变换者能够学习什么内容?简单功能类案例研究 (What Can Transformers Learn In-Context? A Case Study of Simple Function Classes)

In-context learning refers to the ability of a model to condition on a prompt sequence consisting of in-context examples (input-output pairs corresponding to some task) along with a new query input, and generate the corresponding output. Crucially, in-context learning happens only at inference time without any parameter updates to the model. While large language models such as GPT-3 exhibit some ability to perform in-context learning, it is unclear what the relationship is between tasks on which this succeeds and what is present in the training data. To make progress towards understanding in-context learning, we consider the well-defined problem of training a model to in-context learn a function class (e.g., linear functions): that is, given data derived from some functions in the class, can we train a model to in-context learn "most" functions from this class? We show empirically that standard Transformers can be trained from scratch to perform in-context learning of linear functions -- that is, the trained model is able to learn unseen linear functions from in-context examples with performance comparable to the optimal least squares estimator. In fact, in-context learning is possible even under two forms of distribution shift: (i) between the training data of the model and inference-time prompts, and (ii) between the in-context examples and the query input during inference. We also show that we can train Transformers to in-context learn more complex function classes -- namely sparse linear functions, two-layer neural networks, and decision trees -- with performance that matches or exceeds task-specific learning algorithms. Our code and models are available at https://github.com/dtsip/in-context-learning .

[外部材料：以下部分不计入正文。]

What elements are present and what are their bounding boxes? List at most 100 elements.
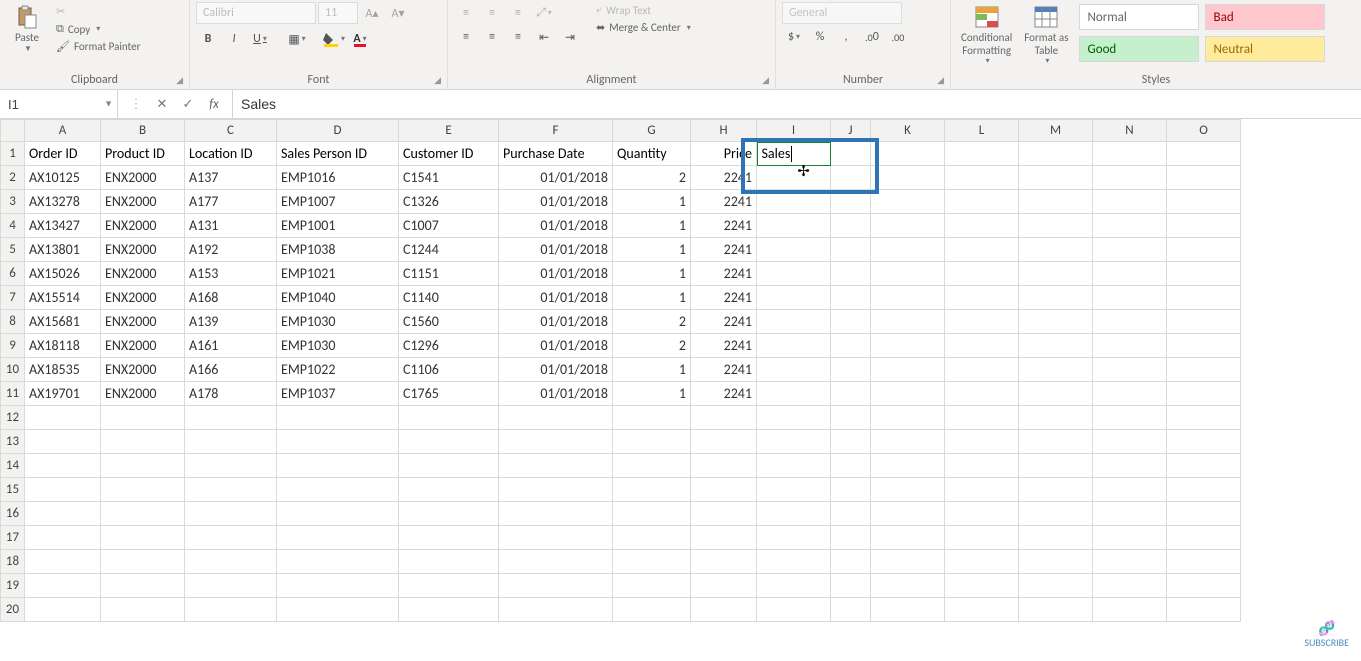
cell-A2[interactable]: AX10125 xyxy=(25,166,101,190)
cell-B16[interactable] xyxy=(101,502,185,526)
cell-H19[interactable] xyxy=(691,574,757,598)
cell-I17[interactable] xyxy=(757,526,831,550)
cell-A11[interactable]: AX19701 xyxy=(25,382,101,406)
cell-B10[interactable]: ENX2000 xyxy=(101,358,185,382)
cell-C8[interactable]: A139 xyxy=(185,310,277,334)
cell-B5[interactable]: ENX2000 xyxy=(101,238,185,262)
column-header-L[interactable]: L xyxy=(945,120,1019,142)
cell-H10[interactable]: 2241 xyxy=(691,358,757,382)
cell-G14[interactable] xyxy=(613,454,691,478)
cell-J5[interactable] xyxy=(831,238,871,262)
cell-B12[interactable] xyxy=(101,406,185,430)
format-as-table-button[interactable]: Format as Table▾ xyxy=(1020,2,1072,68)
cell-G3[interactable]: 1 xyxy=(613,190,691,214)
cell-B7[interactable]: ENX2000 xyxy=(101,286,185,310)
cell-M6[interactable] xyxy=(1019,262,1093,286)
column-header-B[interactable]: B xyxy=(101,120,185,142)
cell-N5[interactable] xyxy=(1093,238,1167,262)
dialog-launcher-icon[interactable]: ◢ xyxy=(176,75,183,86)
cell-F19[interactable] xyxy=(499,574,613,598)
cell-A19[interactable] xyxy=(25,574,101,598)
increase-decimal-icon[interactable]: .00 xyxy=(860,26,884,48)
cell-L2[interactable] xyxy=(945,166,1019,190)
cell-B14[interactable] xyxy=(101,454,185,478)
cell-B9[interactable]: ENX2000 xyxy=(101,334,185,358)
cell-F7[interactable]: 01/01/2018 xyxy=(499,286,613,310)
cell-F4[interactable]: 01/01/2018 xyxy=(499,214,613,238)
cell-H20[interactable] xyxy=(691,598,757,622)
cell-B13[interactable] xyxy=(101,430,185,454)
cell-O3[interactable] xyxy=(1167,190,1241,214)
cell-O10[interactable] xyxy=(1167,358,1241,382)
cell-I3[interactable] xyxy=(757,190,831,214)
cell-N15[interactable] xyxy=(1093,478,1167,502)
cell-J12[interactable] xyxy=(831,406,871,430)
cell-L1[interactable] xyxy=(945,142,1019,166)
cell-M4[interactable] xyxy=(1019,214,1093,238)
cell-L12[interactable] xyxy=(945,406,1019,430)
cell-F3[interactable]: 01/01/2018 xyxy=(499,190,613,214)
cell-J17[interactable] xyxy=(831,526,871,550)
format-painter-button[interactable]: 🖌 Format Painter xyxy=(52,39,144,54)
select-all-corner[interactable] xyxy=(1,120,25,142)
row-header[interactable]: 9 xyxy=(1,334,25,358)
cell-F8[interactable]: 01/01/2018 xyxy=(499,310,613,334)
cell-G6[interactable]: 1 xyxy=(613,262,691,286)
cell-H18[interactable] xyxy=(691,550,757,574)
cell-I5[interactable] xyxy=(757,238,831,262)
cell-O7[interactable] xyxy=(1167,286,1241,310)
cell-I7[interactable] xyxy=(757,286,831,310)
cell-H16[interactable] xyxy=(691,502,757,526)
cell-E19[interactable] xyxy=(399,574,499,598)
cell-J13[interactable] xyxy=(831,430,871,454)
cell-A1[interactable]: Order ID xyxy=(25,142,101,166)
cell-A5[interactable]: AX13801 xyxy=(25,238,101,262)
cell-L5[interactable] xyxy=(945,238,1019,262)
cell-G11[interactable]: 1 xyxy=(613,382,691,406)
cell-K14[interactable] xyxy=(871,454,945,478)
cell-M5[interactable] xyxy=(1019,238,1093,262)
cell-J8[interactable] xyxy=(831,310,871,334)
cell-G13[interactable] xyxy=(613,430,691,454)
column-header-O[interactable]: O xyxy=(1167,120,1241,142)
cell-E16[interactable] xyxy=(399,502,499,526)
cell-C2[interactable]: A137 xyxy=(185,166,277,190)
cell-N1[interactable] xyxy=(1093,142,1167,166)
cell-D11[interactable]: EMP1037 xyxy=(277,382,399,406)
dialog-launcher-icon[interactable]: ◢ xyxy=(434,75,441,86)
cell-D12[interactable] xyxy=(277,406,399,430)
row-header[interactable]: 4 xyxy=(1,214,25,238)
cell-B2[interactable]: ENX2000 xyxy=(101,166,185,190)
row-header[interactable]: 15 xyxy=(1,478,25,502)
paste-button[interactable]: Paste ▼ xyxy=(6,2,48,56)
cell-I12[interactable] xyxy=(757,406,831,430)
cell-A15[interactable] xyxy=(25,478,101,502)
cell-A14[interactable] xyxy=(25,454,101,478)
borders-button[interactable]: ▦▾ xyxy=(285,28,309,50)
cell-F17[interactable] xyxy=(499,526,613,550)
row-header[interactable]: 18 xyxy=(1,550,25,574)
increase-indent-icon[interactable]: ⇥ xyxy=(558,26,582,48)
cell-N17[interactable] xyxy=(1093,526,1167,550)
cell-M10[interactable] xyxy=(1019,358,1093,382)
cell-G1[interactable]: Quantity xyxy=(613,142,691,166)
cell-I16[interactable] xyxy=(757,502,831,526)
cell-C15[interactable] xyxy=(185,478,277,502)
cell-C9[interactable]: A161 xyxy=(185,334,277,358)
cell-B17[interactable] xyxy=(101,526,185,550)
cell-F5[interactable]: 01/01/2018 xyxy=(499,238,613,262)
cell-J4[interactable] xyxy=(831,214,871,238)
cell-G5[interactable]: 1 xyxy=(613,238,691,262)
align-left-icon[interactable]: ≡ xyxy=(454,26,478,48)
underline-button[interactable]: U▾ xyxy=(248,28,272,50)
cell-D20[interactable] xyxy=(277,598,399,622)
cell-N16[interactable] xyxy=(1093,502,1167,526)
cell-F14[interactable] xyxy=(499,454,613,478)
cell-M2[interactable] xyxy=(1019,166,1093,190)
cell-H7[interactable]: 2241 xyxy=(691,286,757,310)
cell-G15[interactable] xyxy=(613,478,691,502)
cell-N20[interactable] xyxy=(1093,598,1167,622)
cell-J16[interactable] xyxy=(831,502,871,526)
cell-O12[interactable] xyxy=(1167,406,1241,430)
cell-M15[interactable] xyxy=(1019,478,1093,502)
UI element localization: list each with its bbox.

翻译：文中学习是指模型是否有能力在由文本内示例(与某些任务相对应的投影-输出对配对)组成的快速序列中进行条件化的快速序列,以及新的查询输入,并生成相应的输出。关键是,文中学习只有在推论时间发生,而该模型没有任何参数更新。GPT-3等大型语言模型具有一定的进行文中学习的能力,但是,这种成功的任务与培训数据中存在什么关系还不清楚。为了在理解文本内学习方面取得进展,我们考虑了在文本内学习一个模型以在文本内学习功能(例如线性功能)的模型中学习一个函数(例如,线性功能)的清晰问题:鉴于该类中某些函数衍生的数据,我们能否从该类中培养一个模型到文中学习“最大部分”的函数?我们从经验上看,标准变形变换器可以从抓到在文本内学习线性功能 -- 受过训练的模型可以从文中学习直线性函数 -- 也就是从文中学习直线性函数,甚至从可比较性能到最优的文中,在平面格式中学习。在图表中,在数据分布中,在学习中,在格式内学习中,在格式中,在学习最接近中,在格式内学习最深的变式数据分配中,在格式中,在格式中,在格式中,在学习。(我们可能的变变式中,在格式中,在方向数据中,在方向中,在方向中,在方向中,在方向中可以显示中可以显示。